More than 122,000 people on the Indonesian resort island of Bali have sought refuge in temporary shelters amid fears the Mount Agung volcano will erupt soon.
More than 120,000 people have fled the region around the Mount Agung volcano on the Indonesian tourist island of Bali, fearing it will soon erupt.
Nyoman Parwata, an official at the disaster mitigation agency's command post in Bali, said the number of evacuees has swelled to about 122,500.
They are scattered in more than 500 locations across the island famed for its beaches, lush green interior and elegant Hindu culture, taking shelter in temporary camps, sports centres and other public buildings.
The volcano has been at its highest alert level since Friday, sparking the massive exodus of villagers. Thousands of cows are also being evacuated.
An exclusion zone around the mountain extends as far as 12km from the crater in places but officials say people further from the volcano are leaving too.

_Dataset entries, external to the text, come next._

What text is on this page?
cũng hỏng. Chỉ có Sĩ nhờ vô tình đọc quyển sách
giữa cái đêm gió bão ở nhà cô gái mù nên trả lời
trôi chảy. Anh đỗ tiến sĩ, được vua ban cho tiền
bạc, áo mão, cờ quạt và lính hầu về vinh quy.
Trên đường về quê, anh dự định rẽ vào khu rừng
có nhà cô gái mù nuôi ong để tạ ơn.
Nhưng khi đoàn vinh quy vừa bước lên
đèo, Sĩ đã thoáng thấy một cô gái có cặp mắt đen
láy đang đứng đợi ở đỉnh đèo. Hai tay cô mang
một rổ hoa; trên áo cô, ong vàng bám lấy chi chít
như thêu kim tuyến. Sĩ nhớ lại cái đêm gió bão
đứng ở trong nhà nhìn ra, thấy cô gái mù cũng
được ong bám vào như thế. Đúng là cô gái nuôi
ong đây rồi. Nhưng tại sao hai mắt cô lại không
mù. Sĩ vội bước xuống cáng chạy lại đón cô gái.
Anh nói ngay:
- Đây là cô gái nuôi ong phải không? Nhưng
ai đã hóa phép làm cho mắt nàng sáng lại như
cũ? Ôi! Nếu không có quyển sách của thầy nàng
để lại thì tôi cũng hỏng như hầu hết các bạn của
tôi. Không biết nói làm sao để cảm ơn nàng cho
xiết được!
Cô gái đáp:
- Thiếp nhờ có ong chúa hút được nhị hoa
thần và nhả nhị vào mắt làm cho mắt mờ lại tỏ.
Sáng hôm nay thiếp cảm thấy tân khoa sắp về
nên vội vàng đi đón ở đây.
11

Agung, which dominates the landscape in the northeast of the island, last erupted in 1963, killing more than 1100 people. It remained active for about a year.
Volcanologists say the recent dramatic escalation in tremors indicates an eruption is more likely than not, but they can't say with certainty when it will happen.
"I would definitely be following the advice to stay outside the exclusion zone," said Heather Handley, an assistant earth sciences professor at Sydney's Macquarie University. The increase in tremors suggests an eruption is "imminent," she said.
The mountain, about 70km to the northeast of the tourist hot spot of Kuta, is among more than 120 active volcanoes in Indonesia.